Was sind ihre schönsten Erinnerungen, und welche Orten haben ihnen am meisten gefallen, bzw. würden sie empfehlen?

Jan Duben: Ich glaube, die meisten guten Erinnerungen sind mit den Menschen verbunden, mit denen man zusammen geht. Daher ist es wirklich wichtig, die richtige Gesellschaft zu wählen für einen solchen Trip. Die meisten in dieser Gruppe waren meine besten Freunde seit meiner Kindheit. Wir verstehen uns ziemlich gut, und auf diesem Trip sind wir uns noch näher gekommen. Das ist perfekt, wenn man etwas hartes durchmacht. So wie beispielsweise die Tarroko Schlucht oder die Bergetappen.

Es ist hart, aber man sieht die anderen. Die haben auch Probleme, es ist auch hart für sie, aber sie fahren weiter. Das gibt Dir das Gefühl, ja, das ist es wert. So war ich wirklich glücklich darüber, wie alle in unserer kleinen Gruppe den Trip genossen. In Bezug auf Taiwan selber. Was ich besonders empfehlen würde, wenn jemand nach Taiwan kommt, dann ist es die Strecke zwischen Kenting und Taidong. Dieser Teil ist sehr schön, denn er ist sehr ruhig und abgelegen. Man sieht dort keine 7-11 und nur wenige Menschen. Es ist etwas wilder als in anderen Gegenden. Die Straßen sind nicht so gut, aber es ist wirklich schön dort und empfehlenswert.

Wie haben die Taiwaner ihre Reise insgesamt aufgenommen? Eher mit Skepsis, diese verrückten Ausländer, oder eher mit Unterstützung?

Jan Duben: Die Taiwaner waren extrem hilfreich. Man musste nur erwähnen, dass man einen solchen Trip macht, und alle haben einem Hilfe angeboten. Sie bieten einem sogar an, in ihrem Haus zu übernachten oder bieten einem andere Hilfe an. Taiwaner sind wirklich freundlich, denke ich. Man muss nur sagen, dass man diese Strecke mit dem Fahrrad fährt, dann äußern sie ihre Bewunderung und ihren Respekt. Das war vielleicht etwas zu viel für einige Gruppenmitglieder, aber es war wirklich sehr schön.

 Und man hat uns während unserer Reise tatsächlich sehr oft geholfen. Ein Beispiel – in unserer Gruppe war ja ein Mädchen, wie ich erwähnt hatte. Und sie konnte nicht so wirklich die ganze Zeit mit den anderen Gruppenmitgliedern mithalten. Anfänglich haben wir uns gefragt, was wir machen sollen. Auf sie zu warten, hätte die Gruppe vielleicht zu oft zurückgehalten, was für einige Mitglieder der Gruppe vielleicht nicht so schön gewesen wäre. Doch sie hat dann einen eigenen Stil zu reisen entwickelt. Sie ist immer so lange mit uns mitgefahren, bis sie müde war und wenn sie müde war, hat sie den Rest der Strecke per Anhalter zurückgelegt. Sie hatte niemals Probleme, es gab auch immer jemanden, der sie mitgenommen hat.

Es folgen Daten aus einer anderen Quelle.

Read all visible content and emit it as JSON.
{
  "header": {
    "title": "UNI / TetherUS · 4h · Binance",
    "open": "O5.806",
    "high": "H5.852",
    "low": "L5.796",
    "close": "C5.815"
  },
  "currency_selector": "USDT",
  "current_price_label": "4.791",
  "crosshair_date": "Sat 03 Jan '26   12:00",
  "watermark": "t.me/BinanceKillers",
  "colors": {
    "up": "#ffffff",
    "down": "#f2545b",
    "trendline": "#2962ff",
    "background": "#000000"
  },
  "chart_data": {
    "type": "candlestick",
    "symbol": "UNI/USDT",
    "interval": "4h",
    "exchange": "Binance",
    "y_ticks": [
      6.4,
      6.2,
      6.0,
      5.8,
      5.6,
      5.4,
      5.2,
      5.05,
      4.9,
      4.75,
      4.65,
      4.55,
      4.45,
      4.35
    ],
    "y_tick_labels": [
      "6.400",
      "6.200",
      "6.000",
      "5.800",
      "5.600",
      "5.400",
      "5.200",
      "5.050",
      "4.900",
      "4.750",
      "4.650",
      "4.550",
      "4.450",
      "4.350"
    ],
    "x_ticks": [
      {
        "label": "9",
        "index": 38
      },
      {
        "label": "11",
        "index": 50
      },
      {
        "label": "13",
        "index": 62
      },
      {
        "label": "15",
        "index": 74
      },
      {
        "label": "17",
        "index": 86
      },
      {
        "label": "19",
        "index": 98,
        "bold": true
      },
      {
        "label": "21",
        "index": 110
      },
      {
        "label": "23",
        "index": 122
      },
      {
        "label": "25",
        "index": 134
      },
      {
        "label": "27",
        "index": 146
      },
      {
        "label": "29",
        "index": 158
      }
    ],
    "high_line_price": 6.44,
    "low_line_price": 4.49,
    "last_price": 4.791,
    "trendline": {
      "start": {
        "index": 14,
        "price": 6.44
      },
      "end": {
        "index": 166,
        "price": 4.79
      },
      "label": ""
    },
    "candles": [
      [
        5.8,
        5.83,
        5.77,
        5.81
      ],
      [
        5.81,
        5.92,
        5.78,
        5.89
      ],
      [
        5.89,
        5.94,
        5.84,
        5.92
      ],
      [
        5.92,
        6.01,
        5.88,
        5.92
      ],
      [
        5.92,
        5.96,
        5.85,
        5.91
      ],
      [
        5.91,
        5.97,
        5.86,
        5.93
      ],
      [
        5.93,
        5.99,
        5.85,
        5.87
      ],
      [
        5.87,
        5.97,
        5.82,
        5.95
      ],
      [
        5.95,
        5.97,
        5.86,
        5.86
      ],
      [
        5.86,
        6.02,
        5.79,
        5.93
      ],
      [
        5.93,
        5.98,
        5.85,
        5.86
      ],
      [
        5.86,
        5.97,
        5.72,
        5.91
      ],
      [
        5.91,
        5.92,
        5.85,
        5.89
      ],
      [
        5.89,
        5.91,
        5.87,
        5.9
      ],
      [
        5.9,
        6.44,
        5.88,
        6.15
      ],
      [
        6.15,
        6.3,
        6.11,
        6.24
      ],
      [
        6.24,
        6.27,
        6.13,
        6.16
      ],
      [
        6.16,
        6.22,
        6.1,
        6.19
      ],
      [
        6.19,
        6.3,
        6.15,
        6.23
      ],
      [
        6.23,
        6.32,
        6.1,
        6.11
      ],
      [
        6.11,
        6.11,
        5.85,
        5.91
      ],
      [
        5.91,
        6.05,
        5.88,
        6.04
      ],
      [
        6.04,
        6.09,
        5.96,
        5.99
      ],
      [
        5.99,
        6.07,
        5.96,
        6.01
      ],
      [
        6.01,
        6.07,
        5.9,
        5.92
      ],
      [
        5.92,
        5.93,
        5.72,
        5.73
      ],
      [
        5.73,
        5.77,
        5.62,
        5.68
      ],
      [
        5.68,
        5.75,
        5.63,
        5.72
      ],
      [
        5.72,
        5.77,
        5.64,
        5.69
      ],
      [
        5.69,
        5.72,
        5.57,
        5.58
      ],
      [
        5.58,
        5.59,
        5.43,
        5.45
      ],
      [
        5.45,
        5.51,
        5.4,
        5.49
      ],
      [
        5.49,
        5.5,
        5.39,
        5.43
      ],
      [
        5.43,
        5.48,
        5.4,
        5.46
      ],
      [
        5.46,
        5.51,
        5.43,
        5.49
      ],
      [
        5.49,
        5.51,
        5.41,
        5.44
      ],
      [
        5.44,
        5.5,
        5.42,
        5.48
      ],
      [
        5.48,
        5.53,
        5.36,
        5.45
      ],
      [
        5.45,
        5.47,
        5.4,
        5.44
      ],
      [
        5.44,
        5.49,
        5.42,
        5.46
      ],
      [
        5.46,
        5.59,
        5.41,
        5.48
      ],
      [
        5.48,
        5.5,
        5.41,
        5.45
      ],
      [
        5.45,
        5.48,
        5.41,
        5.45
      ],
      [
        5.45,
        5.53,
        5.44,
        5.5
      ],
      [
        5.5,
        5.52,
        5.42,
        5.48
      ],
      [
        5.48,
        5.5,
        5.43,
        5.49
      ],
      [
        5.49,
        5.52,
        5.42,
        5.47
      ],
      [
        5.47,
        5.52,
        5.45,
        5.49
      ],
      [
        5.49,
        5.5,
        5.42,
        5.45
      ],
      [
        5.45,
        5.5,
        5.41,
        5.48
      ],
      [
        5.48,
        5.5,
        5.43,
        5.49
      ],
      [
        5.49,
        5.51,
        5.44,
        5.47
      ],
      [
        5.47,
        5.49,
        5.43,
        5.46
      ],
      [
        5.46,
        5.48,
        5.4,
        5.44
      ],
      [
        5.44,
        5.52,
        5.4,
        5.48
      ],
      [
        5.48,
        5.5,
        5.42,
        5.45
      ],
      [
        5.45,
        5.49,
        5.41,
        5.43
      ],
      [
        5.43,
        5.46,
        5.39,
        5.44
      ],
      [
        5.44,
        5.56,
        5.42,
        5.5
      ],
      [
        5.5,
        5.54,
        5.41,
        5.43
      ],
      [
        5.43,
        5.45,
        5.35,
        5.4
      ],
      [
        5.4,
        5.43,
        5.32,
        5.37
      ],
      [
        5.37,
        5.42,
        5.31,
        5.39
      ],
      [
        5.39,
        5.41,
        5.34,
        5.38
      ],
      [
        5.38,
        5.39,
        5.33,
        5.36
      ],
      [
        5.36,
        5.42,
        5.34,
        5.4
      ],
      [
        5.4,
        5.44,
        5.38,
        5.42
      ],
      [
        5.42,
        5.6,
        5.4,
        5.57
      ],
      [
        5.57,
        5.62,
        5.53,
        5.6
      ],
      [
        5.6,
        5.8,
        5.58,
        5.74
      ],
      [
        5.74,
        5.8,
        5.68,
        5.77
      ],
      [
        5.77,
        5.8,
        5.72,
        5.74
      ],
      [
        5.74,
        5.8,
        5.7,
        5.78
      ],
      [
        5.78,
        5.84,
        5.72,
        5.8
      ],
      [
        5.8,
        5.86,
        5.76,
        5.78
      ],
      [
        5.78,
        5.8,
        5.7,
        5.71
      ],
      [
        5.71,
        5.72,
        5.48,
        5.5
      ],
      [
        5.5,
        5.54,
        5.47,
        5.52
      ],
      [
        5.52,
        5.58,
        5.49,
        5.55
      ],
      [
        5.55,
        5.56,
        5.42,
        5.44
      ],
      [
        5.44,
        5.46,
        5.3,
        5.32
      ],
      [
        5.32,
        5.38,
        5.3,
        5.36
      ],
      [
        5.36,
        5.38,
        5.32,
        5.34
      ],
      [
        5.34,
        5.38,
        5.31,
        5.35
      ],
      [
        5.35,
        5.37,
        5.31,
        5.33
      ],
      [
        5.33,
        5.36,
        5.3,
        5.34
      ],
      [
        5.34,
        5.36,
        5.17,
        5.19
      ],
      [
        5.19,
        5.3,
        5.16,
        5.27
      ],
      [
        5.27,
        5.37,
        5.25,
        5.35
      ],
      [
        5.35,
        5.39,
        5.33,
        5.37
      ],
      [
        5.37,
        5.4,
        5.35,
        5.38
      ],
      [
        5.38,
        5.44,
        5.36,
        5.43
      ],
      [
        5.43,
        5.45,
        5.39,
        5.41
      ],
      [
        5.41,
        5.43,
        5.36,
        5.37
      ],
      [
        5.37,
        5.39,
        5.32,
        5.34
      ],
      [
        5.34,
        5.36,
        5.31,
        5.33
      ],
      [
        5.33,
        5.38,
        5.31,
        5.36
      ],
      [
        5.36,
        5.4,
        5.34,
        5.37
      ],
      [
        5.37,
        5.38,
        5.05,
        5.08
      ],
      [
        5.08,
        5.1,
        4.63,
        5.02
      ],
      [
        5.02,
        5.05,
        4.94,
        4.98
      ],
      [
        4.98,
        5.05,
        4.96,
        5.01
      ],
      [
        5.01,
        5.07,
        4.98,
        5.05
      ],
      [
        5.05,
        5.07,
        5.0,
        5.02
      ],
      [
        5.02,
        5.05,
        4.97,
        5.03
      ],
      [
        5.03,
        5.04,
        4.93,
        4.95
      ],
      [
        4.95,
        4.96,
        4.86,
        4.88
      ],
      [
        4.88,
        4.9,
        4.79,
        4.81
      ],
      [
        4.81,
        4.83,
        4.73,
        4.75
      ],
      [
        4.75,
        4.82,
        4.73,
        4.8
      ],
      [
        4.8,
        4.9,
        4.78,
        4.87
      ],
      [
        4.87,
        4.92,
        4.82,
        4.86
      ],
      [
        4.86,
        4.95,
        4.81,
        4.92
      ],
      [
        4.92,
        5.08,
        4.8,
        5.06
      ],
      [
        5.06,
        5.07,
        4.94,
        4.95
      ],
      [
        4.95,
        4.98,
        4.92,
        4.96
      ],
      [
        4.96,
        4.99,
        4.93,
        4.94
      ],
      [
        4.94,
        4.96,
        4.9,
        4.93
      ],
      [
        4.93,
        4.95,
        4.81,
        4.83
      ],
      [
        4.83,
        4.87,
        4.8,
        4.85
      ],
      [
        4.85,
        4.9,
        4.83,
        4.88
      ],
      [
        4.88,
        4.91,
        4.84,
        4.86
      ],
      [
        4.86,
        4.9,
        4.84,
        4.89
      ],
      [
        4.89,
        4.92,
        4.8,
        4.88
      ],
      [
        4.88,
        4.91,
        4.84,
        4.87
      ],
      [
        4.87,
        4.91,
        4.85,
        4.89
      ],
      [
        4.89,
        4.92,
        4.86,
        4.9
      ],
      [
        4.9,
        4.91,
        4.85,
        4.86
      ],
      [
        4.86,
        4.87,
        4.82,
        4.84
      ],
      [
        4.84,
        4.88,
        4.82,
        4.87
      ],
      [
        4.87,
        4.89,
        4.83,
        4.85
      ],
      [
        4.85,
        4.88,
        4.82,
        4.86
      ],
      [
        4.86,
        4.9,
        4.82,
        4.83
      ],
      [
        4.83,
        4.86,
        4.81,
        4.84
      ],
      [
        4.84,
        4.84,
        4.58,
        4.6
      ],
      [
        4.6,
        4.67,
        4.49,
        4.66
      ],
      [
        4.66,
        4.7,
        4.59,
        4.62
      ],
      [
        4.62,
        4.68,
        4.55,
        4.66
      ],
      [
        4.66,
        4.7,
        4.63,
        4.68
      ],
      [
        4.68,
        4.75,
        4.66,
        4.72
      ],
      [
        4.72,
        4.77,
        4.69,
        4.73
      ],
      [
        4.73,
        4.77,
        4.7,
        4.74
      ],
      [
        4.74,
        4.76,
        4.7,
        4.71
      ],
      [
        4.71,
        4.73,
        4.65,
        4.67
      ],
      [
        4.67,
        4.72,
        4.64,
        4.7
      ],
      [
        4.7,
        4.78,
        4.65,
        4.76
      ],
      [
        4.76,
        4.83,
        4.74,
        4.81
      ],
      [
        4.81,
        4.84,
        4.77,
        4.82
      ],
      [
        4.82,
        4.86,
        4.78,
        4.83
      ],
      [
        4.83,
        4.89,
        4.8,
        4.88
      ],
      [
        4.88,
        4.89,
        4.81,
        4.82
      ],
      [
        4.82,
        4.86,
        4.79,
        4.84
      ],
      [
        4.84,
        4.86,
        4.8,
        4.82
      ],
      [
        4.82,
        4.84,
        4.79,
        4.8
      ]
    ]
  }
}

Und so war sie dann auch immer vor uns an unserem Treffpunkt. Noch ein anderes Beispiel. Einmal habe ich meine Geldtasche verloren. Und innerhalb von zwei Stunden habe ich einen Anruf von der Polizei erhalten. Die hat mir dann einen Platz genannt, wo ich mir meine Geldtasche abholen konnte. Und es gab sogar einen freundliche Person, die mich dorthin gefahren hat. Das war wirklich sehr nett. Wir haben keine negativen Erfahrungen mit Taiwanern gemacht, es war perfekt.

Auch immer mehr Taiwaner radeln

Auch immer mehr Taiwaner radeln

Ich habe diese Frage nicht ohne Grund gestellt, denn bis vor einiger Zeit war Fahrradfahren gar nicht so populär in Taiwan und oftmals wurden die wenigen Leute, die derartige Radtouren unternehmen, verständnislos gefragt: „warum machst du sowas“. Doch inzwischen sind Taiwaner es gewöhnt, Radfahrer zu sehen und auch Radfahrer, die längere Strecken unternehmen. Und wie man auch aus Jans Beschreibung entnehmen kann, ist aus Unverständnis eher Anerkennung geworden. Doch das war es auch schon von meinem Gespräch mit Jan Duben.